A esclerose múltipla (EM) é uma condição crônica em que o sistema imunológico ataca a mielina, estrutura que protege os nervos e garante a comunicação entre o cérebro e o corpo. Quando essa proteção é comprometida, podem surgir sintomas como dificuldade de locomoção, alterações na visão, equilíbrio, sensibilidade e memória.
De acordo com a Organização Mundial da Saúde, cerca de 2,8 milhões de pessoas vivem com a doença no mundo. No Brasil, são mais de 40 mil casos, segundo a Associação Brasileira de Esclerose Múltipla. A condição é mais comum em adultos jovens, principalmente entre 20 e 40 anos, e afeta mais mulheres.
A seguir, veja os principais mitos e verdades sobre a doença:
Há cura para esclerose múltipla
❌ MITO
Ainda não existe cura definitiva. No entanto, os tratamentos atuais conseguem controlar a doença, reduzir surtos e retardar sua progressão.
A doença é difícil de diagnosticar e sempre descoberta tarde
⚠️ VERDADE (com ressalvas)
O diagnóstico pode ser complexo devido aos sintomas variados, mas hoje, com exames como a ressonância magnética, muitos casos são identificados mais cedo.

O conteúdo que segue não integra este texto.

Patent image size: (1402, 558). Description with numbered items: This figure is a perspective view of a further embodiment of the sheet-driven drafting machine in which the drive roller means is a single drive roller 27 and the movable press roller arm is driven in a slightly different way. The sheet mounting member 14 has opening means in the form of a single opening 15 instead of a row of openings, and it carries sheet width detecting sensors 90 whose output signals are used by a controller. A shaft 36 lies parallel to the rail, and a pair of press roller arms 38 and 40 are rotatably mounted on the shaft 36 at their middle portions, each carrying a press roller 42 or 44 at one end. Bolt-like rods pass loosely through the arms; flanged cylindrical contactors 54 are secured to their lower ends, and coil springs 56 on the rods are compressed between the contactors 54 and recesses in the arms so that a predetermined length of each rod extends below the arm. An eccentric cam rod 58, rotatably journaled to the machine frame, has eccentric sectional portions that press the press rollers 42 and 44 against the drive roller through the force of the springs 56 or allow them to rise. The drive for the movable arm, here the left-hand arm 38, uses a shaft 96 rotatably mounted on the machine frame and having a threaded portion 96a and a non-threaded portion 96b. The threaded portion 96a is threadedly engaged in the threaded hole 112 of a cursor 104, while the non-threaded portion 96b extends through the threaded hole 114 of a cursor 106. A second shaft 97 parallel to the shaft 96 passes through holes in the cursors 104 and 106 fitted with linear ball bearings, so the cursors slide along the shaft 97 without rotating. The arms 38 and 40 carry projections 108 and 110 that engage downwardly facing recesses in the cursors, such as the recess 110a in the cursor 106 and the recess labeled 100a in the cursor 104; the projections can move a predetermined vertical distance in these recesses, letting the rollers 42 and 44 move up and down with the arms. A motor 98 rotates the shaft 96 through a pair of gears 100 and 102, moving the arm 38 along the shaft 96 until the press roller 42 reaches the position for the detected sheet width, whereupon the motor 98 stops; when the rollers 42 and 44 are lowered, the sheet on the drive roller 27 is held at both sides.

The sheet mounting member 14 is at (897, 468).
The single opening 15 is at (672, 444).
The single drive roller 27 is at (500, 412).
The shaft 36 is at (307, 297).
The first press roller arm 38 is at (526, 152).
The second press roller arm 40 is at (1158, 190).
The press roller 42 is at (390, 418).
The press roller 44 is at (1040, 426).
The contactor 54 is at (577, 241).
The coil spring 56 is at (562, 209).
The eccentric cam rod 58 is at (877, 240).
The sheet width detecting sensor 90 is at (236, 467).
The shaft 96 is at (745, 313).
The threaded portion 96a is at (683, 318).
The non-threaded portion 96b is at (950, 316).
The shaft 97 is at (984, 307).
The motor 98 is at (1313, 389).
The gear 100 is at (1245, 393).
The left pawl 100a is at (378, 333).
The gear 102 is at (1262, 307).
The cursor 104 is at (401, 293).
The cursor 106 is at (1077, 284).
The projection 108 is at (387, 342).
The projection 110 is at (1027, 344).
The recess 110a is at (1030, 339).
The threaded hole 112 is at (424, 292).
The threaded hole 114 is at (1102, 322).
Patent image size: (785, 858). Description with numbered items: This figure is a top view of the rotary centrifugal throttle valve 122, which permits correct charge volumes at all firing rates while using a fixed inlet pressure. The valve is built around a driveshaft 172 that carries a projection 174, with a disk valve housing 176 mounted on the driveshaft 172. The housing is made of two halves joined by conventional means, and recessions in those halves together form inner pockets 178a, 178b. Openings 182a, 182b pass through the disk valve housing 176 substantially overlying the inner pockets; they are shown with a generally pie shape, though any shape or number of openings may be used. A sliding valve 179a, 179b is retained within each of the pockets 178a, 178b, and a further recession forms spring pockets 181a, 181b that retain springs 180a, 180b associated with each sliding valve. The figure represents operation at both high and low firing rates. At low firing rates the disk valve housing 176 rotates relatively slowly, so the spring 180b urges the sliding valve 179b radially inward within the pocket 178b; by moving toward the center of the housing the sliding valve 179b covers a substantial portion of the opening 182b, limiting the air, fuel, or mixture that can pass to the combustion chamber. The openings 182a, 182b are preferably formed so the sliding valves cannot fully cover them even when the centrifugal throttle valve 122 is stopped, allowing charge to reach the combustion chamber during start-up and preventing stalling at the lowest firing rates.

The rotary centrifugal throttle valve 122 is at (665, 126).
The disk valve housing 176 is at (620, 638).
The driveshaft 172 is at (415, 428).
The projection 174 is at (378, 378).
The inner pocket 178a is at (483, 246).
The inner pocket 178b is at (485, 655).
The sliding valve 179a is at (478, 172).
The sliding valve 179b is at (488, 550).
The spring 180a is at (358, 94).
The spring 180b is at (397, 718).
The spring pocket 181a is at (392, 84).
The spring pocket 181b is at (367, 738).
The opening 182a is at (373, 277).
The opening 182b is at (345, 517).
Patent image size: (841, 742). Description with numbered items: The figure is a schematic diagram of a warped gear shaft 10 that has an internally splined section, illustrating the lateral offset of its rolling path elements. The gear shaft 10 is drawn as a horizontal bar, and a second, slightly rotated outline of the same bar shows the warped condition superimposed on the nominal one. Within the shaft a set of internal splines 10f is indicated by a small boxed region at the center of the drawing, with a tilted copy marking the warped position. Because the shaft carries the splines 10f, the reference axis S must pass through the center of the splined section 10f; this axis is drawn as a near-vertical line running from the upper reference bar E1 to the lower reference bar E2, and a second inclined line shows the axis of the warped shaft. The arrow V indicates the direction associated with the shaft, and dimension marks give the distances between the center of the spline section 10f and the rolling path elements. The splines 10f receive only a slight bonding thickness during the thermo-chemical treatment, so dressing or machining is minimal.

A progressão é inevitável e rápida
❌ MITO
A evolução varia de pessoa para pessoa. Com diagnóstico precoce e tratamento adequado, muitos pacientes mantêm boa qualidade de vida por anos.
O tratamento é difícil de seguir
❌ MITO
Atualmente, existem diversas opções terapêuticas (orais, injetáveis e intravenosas), o que facilita a adaptação à rotina.
A doença impede uma vida ativa e o trabalho
❌ MITO
Muitas pessoas com EM seguem trabalhando, estudando e praticando atividades físicas, com possíveis adaptações quando necessário.
Existe mais de um tipo de esclerose múltipla
✅ VERDADE
A doença possui diferentes formas, como remitente-recorrente, primária progressiva e secundária progressiva, que influenciam o tratamento e a evolução.
Quem tem EM sempre perde a autonomia
❌ MITO
A perda de independência não é inevitável. Com acompanhamento adequado, muitos pacientes mantêm autonomia por longos períodos.
Resumo:
A esclerose múltipla pode trazer desafios, mas os avanços no diagnóstico e tratamento permitem que muitos pacientes tenham uma vida ativa e com qualidade. Informação correta é essencial para combater o preconceito e incentivar o cuidado adequado.